If you measure the flattening of a planet due to rotation (e.g. by measuring its rotation period) and the gravity (measured while keeping the orbiter at constant height above the planet), then you have everything you need to calculate the moment of inertia I/(MR2) using Radau's approximation (not the most informative link, but I couldn't find a better one). After that, it's a matter of taking a model for a planet, e.g. a two-layer model with a core and a mantle, which has free parameters x, the fractional core radius, and f the difference in density between both layers of the planet. Compare your measured moment of inertia with the model and you've got x and f for that planet, which allows you to calculate the mass of the core (if you also have the total mass of the planet from gravity measurements).
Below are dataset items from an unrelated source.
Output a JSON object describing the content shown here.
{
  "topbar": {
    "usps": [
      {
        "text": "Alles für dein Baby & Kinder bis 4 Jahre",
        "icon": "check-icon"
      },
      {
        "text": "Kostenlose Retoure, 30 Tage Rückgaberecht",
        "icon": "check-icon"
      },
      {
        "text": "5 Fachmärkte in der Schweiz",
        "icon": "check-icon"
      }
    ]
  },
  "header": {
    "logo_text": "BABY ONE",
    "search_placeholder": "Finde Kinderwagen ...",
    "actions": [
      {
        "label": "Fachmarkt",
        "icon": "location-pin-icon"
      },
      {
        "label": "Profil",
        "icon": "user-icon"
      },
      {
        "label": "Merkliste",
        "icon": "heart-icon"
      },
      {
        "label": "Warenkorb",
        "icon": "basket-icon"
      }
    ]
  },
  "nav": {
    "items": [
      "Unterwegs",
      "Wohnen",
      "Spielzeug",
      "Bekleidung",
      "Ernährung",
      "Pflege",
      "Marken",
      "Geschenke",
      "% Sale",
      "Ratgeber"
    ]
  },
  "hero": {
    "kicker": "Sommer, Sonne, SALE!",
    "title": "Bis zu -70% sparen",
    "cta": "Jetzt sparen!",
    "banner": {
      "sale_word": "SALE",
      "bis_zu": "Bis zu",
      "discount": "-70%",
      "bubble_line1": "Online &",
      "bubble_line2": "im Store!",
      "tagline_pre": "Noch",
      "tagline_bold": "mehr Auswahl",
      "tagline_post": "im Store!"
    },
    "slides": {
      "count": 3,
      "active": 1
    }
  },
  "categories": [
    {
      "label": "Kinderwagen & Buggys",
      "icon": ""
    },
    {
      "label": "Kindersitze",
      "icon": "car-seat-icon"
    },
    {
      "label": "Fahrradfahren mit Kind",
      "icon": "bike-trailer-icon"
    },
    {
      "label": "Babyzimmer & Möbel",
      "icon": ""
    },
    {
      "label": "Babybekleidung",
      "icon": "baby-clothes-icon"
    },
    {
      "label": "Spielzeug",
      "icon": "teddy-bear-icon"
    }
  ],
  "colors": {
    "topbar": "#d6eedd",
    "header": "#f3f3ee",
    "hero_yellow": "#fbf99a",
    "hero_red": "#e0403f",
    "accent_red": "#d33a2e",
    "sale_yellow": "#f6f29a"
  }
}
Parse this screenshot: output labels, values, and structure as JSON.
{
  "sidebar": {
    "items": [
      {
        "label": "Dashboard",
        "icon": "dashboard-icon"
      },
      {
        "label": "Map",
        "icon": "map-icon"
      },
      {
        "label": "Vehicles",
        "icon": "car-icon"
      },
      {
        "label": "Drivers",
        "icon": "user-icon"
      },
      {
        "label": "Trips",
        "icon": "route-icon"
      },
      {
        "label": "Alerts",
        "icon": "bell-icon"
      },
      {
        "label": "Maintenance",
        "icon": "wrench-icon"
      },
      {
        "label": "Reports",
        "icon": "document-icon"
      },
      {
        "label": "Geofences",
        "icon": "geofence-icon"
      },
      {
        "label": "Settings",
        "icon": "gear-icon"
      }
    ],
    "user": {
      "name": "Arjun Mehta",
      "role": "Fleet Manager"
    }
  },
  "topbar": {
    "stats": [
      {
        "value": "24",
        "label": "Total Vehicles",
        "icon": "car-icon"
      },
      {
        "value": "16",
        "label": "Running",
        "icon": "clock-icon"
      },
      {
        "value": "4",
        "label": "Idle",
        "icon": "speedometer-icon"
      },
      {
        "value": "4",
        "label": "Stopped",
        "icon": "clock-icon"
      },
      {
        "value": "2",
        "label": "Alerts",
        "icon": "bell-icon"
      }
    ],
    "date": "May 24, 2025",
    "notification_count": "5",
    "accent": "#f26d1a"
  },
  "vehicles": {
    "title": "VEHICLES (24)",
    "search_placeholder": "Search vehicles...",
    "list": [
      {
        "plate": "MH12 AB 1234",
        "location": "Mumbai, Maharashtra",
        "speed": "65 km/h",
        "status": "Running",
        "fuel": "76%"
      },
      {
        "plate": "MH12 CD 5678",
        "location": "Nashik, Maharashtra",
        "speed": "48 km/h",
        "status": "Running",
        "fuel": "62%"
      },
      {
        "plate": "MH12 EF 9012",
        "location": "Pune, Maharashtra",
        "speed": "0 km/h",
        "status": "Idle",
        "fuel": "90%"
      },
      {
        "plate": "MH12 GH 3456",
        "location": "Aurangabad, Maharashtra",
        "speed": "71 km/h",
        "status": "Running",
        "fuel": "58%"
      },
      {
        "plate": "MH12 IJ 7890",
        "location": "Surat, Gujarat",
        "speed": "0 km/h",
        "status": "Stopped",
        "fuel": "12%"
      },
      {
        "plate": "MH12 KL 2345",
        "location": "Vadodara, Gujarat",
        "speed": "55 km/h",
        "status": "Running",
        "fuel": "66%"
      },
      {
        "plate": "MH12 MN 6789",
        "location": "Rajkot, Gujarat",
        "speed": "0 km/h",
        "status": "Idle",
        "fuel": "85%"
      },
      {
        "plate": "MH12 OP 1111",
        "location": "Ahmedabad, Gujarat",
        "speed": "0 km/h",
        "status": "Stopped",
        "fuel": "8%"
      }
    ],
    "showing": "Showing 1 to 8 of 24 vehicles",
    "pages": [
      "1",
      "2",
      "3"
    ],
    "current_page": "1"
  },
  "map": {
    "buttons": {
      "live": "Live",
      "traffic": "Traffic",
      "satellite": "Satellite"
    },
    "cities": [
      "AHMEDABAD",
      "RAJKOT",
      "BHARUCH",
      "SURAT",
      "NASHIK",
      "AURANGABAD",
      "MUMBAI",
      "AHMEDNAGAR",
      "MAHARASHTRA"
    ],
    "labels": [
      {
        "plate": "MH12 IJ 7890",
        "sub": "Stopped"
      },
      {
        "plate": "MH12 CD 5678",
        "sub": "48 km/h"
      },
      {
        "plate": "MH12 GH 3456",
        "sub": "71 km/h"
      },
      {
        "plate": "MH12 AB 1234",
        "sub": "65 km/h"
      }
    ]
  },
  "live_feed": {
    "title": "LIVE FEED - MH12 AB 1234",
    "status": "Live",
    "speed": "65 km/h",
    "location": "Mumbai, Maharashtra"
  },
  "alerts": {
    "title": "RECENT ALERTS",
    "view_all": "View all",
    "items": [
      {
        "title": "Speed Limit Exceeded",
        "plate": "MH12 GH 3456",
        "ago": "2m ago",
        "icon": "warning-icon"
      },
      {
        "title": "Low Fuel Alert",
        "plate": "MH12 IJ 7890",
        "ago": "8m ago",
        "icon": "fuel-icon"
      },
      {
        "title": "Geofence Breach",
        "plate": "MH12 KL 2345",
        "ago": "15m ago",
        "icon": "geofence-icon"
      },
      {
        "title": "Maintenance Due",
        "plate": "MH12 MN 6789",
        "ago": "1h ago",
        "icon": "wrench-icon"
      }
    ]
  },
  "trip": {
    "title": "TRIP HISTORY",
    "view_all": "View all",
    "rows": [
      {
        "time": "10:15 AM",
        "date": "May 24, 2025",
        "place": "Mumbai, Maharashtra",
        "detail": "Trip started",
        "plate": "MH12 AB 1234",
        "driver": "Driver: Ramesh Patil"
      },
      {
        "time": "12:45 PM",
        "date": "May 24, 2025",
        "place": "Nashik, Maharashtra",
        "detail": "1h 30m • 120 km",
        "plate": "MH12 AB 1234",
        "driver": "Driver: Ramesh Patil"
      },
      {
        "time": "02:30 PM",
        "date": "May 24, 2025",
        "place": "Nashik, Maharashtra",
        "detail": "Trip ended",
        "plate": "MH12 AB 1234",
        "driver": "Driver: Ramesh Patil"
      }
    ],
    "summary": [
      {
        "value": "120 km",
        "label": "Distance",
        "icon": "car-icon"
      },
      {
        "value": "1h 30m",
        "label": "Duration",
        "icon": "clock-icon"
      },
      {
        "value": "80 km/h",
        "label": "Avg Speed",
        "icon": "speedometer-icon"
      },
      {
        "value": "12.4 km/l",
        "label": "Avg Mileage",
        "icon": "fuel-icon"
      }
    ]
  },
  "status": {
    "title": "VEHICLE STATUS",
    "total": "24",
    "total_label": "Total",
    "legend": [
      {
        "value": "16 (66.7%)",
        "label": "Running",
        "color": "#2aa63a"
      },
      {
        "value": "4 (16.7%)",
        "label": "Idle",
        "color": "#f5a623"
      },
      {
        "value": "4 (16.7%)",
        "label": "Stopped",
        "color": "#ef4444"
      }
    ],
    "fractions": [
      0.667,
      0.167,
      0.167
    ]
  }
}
The figure below shows the two-layer model and the measurements for some solar system bodies. The value 0.4 on the y-axis is the value for a homogeneous planet. From that you can deduce that Ganymede is a very differentiated planet. Hope that helps a little bit.

A note on how this graph was created: first of all, this isn't my graph, I took it from my lecture notes. The moment of inertia factor for a homogeneous body is calculated as
$$I = \frac{8\pi}{3}\int_0^R \rho r_0^4 dr_0 = \frac{8\pi}{15}R^5 $$
$r_0$ is the mean radius of a shell within the planet (because planets generally aren't round).
Then you take a simple two-layer model for a planet where $\rho(r) = f\rho_0$ for $0\leq r \leq xR$ and $\rho(r) = \rho_0$ for $xR < r \leq R$, where $R$ is the radius of the planet.
The moment of inertia factor is then
$$I/MR^2 = 2[1 + (f - 1)x^5]/5[1 + (f - 1)x^3] $$
which is the curve that you see in the figure.